Nam prik pao (Thai chili paste)


  • 3 shallots
  • 5 cloves of garlic
  • 2-3 dried chilis
  • 3 shiitake mushrooms
  • 1 fresh chili
  • 1 tbsp tamarind paste
  • 2 tsp brown sugar
  • 1 tbsp fish sauce
  • 1 tsp Lemongrass paste
  • Thumb sized piece of ginger
  • Handful of coriander leaves
  • Juice of a lime
  • 1 spring onion
  • 1 tbsp sunflower oil


  1. Roast shallots 180C for 10 mins – add garlic and continue roasting for 10 mins.
  2. Lightly toast the dried chilis (I used Ancho or Guauilla & Mulato).

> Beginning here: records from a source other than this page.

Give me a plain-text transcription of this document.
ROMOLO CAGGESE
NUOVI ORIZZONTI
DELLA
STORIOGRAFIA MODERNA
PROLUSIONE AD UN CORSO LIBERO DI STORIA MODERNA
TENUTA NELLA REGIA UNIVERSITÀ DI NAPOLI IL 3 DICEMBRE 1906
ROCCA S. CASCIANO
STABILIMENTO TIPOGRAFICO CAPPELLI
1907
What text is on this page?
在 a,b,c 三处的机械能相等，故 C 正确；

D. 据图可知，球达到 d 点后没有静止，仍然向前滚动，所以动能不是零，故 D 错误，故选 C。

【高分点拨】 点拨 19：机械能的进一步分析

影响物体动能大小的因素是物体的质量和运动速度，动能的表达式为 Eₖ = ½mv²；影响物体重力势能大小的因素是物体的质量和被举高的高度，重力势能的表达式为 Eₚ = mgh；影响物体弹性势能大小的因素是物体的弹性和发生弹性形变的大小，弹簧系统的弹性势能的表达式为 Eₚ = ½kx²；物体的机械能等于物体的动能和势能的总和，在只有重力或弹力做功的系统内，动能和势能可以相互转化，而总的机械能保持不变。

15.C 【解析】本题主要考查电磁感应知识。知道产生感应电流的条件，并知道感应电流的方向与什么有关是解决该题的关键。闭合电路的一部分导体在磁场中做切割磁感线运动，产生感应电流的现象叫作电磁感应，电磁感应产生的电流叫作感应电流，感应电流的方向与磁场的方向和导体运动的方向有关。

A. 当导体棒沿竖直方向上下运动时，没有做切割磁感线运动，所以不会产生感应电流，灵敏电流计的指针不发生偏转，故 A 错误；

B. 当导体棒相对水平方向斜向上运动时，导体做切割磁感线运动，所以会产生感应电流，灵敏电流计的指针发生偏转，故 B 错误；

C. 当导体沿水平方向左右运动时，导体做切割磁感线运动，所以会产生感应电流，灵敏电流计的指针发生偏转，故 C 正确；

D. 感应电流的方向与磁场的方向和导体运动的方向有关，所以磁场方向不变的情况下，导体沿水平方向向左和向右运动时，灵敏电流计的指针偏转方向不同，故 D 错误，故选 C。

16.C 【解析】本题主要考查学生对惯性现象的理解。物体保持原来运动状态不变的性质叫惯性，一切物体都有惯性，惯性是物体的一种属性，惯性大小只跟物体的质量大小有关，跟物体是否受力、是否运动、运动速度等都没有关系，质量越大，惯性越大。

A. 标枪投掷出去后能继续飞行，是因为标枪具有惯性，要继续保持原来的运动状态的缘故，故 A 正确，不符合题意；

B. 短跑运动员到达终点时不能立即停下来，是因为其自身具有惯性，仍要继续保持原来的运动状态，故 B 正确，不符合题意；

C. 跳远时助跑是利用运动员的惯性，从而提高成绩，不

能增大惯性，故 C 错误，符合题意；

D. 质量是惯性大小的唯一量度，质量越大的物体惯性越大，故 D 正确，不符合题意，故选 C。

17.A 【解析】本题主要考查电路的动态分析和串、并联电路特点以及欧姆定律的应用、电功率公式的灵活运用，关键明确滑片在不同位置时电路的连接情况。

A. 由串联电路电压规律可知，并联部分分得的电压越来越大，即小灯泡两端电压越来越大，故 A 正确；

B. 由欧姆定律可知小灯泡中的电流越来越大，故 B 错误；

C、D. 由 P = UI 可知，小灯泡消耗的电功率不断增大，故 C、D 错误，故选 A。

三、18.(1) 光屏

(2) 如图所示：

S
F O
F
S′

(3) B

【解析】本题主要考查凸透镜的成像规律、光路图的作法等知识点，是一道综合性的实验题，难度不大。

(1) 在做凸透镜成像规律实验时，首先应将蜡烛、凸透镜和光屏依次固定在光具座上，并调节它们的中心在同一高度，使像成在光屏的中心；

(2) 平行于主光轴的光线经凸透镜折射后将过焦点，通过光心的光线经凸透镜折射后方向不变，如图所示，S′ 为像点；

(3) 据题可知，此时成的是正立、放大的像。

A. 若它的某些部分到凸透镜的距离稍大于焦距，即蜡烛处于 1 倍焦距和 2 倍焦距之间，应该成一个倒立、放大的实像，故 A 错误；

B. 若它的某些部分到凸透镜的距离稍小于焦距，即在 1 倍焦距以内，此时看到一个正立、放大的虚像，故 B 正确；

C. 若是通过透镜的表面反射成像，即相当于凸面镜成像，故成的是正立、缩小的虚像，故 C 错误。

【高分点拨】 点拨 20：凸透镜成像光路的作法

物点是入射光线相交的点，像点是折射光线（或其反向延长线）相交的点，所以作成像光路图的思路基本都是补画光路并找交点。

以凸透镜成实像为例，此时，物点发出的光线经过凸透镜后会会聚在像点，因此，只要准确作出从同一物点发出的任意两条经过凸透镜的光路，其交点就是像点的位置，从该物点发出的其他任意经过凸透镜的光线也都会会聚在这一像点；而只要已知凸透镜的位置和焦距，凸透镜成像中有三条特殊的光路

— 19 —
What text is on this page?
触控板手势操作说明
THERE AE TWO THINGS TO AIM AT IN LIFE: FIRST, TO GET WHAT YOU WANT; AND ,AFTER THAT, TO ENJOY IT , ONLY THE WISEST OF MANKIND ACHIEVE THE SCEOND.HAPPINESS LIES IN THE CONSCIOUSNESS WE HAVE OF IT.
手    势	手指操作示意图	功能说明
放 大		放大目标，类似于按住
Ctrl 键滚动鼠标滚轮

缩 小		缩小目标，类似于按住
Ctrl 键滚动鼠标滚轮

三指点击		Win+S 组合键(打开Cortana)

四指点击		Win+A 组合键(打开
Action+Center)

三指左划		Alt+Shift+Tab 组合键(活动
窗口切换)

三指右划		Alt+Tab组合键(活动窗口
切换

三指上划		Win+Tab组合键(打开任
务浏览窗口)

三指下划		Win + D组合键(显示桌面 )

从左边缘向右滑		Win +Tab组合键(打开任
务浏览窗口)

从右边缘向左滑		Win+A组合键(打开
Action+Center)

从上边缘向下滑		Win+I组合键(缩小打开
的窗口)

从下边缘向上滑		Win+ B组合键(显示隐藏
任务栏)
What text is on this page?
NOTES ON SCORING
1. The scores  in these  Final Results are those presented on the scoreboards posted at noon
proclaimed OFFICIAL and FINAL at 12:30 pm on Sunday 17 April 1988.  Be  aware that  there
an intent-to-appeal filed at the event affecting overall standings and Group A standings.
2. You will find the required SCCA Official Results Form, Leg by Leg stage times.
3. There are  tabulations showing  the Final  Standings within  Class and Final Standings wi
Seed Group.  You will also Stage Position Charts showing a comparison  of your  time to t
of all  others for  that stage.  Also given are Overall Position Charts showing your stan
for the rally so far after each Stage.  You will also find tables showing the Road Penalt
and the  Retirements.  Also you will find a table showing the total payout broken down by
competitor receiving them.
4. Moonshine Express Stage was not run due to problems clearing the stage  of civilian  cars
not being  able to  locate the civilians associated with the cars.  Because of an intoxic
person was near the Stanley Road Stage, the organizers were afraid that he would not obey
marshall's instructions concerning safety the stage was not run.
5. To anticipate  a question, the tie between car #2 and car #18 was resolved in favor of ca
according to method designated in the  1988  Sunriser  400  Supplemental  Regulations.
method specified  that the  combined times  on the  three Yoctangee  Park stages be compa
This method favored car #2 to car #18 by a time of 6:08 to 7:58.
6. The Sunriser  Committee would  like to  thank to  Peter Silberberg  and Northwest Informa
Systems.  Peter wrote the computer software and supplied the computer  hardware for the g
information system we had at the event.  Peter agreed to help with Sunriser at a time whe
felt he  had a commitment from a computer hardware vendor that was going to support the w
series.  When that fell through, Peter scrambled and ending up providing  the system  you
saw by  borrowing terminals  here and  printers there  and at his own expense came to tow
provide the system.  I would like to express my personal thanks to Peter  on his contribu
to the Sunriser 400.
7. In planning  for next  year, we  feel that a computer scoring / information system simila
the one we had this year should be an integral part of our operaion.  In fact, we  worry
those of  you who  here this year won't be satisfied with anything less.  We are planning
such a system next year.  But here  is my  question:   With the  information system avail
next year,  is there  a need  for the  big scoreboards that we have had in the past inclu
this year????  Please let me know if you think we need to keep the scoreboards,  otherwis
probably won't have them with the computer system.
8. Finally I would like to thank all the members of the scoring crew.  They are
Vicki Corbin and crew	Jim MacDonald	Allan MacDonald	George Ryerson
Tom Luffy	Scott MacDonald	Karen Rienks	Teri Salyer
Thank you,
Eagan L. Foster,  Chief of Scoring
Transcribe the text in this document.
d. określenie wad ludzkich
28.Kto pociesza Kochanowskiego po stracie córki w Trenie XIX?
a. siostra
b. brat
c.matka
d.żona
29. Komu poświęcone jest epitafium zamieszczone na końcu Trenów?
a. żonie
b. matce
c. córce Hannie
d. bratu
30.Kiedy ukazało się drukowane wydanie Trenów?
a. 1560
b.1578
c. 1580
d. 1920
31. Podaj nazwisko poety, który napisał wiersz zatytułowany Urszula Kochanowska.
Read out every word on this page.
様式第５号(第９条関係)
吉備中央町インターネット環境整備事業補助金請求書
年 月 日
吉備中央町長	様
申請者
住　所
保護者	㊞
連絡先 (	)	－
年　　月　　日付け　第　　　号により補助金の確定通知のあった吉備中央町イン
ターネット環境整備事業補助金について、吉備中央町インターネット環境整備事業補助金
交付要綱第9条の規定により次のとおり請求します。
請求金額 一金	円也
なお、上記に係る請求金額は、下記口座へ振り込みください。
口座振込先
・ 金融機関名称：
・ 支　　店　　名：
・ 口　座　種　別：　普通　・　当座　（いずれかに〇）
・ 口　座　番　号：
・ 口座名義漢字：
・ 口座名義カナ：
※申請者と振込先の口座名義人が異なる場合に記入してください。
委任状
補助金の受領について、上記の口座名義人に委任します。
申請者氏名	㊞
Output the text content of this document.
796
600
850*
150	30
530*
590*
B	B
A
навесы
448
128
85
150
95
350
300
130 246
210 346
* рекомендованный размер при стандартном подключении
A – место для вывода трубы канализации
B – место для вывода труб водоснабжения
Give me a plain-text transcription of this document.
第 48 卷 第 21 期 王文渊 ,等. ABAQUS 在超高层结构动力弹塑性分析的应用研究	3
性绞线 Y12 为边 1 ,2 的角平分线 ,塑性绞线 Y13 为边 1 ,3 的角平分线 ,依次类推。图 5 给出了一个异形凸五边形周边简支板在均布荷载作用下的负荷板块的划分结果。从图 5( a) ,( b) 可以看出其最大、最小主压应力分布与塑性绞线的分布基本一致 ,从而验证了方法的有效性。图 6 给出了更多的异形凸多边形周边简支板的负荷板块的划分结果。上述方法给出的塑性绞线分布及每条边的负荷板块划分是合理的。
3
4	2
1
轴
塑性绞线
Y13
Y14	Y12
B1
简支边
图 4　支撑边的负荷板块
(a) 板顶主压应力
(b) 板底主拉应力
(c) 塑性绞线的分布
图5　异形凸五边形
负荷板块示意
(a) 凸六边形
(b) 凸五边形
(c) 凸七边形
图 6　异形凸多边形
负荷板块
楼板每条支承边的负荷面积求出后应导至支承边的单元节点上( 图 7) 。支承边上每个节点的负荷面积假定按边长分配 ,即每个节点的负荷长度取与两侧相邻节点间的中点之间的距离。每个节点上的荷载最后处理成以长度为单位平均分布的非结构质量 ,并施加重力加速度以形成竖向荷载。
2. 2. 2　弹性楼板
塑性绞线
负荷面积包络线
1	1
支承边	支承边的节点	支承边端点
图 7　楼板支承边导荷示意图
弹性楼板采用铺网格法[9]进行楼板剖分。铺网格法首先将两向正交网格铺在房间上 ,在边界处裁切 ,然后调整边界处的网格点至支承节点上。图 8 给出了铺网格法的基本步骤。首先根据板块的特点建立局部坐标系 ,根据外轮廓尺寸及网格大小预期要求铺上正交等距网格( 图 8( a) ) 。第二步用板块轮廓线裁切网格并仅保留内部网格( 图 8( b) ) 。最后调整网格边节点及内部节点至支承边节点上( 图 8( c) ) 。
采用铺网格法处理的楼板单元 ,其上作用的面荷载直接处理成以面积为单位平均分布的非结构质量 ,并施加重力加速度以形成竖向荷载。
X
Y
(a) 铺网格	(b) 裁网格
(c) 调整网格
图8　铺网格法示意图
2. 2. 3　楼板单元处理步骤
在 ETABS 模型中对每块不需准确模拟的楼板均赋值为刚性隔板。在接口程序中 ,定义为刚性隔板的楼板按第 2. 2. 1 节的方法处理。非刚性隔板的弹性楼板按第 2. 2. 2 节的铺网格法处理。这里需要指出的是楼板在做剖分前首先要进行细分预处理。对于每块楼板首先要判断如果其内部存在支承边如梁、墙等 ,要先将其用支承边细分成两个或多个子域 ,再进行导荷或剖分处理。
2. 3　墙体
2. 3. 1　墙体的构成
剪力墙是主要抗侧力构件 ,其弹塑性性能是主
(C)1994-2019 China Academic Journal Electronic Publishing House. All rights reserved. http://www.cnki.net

  3. Rinse the dried shitake mushrooms.
  4. Rehydrate the dried chilis and shitake mushrooms by soaking in boiled water for 15 minutes.
  5. Blend the rehydrated chilis to a fine paste.
  6. Blend (everything except the oil) to a paste.
  7. Taste and add sugar or fish sauce.
  8. Heat the oil a large heavy bottom pan over medium heat.
  9. Cook the paste, stirring frequently, until it becomes fragrant and turns dark. This can take about 20 minutes.
  10. Taste one last time and adjust, to taste.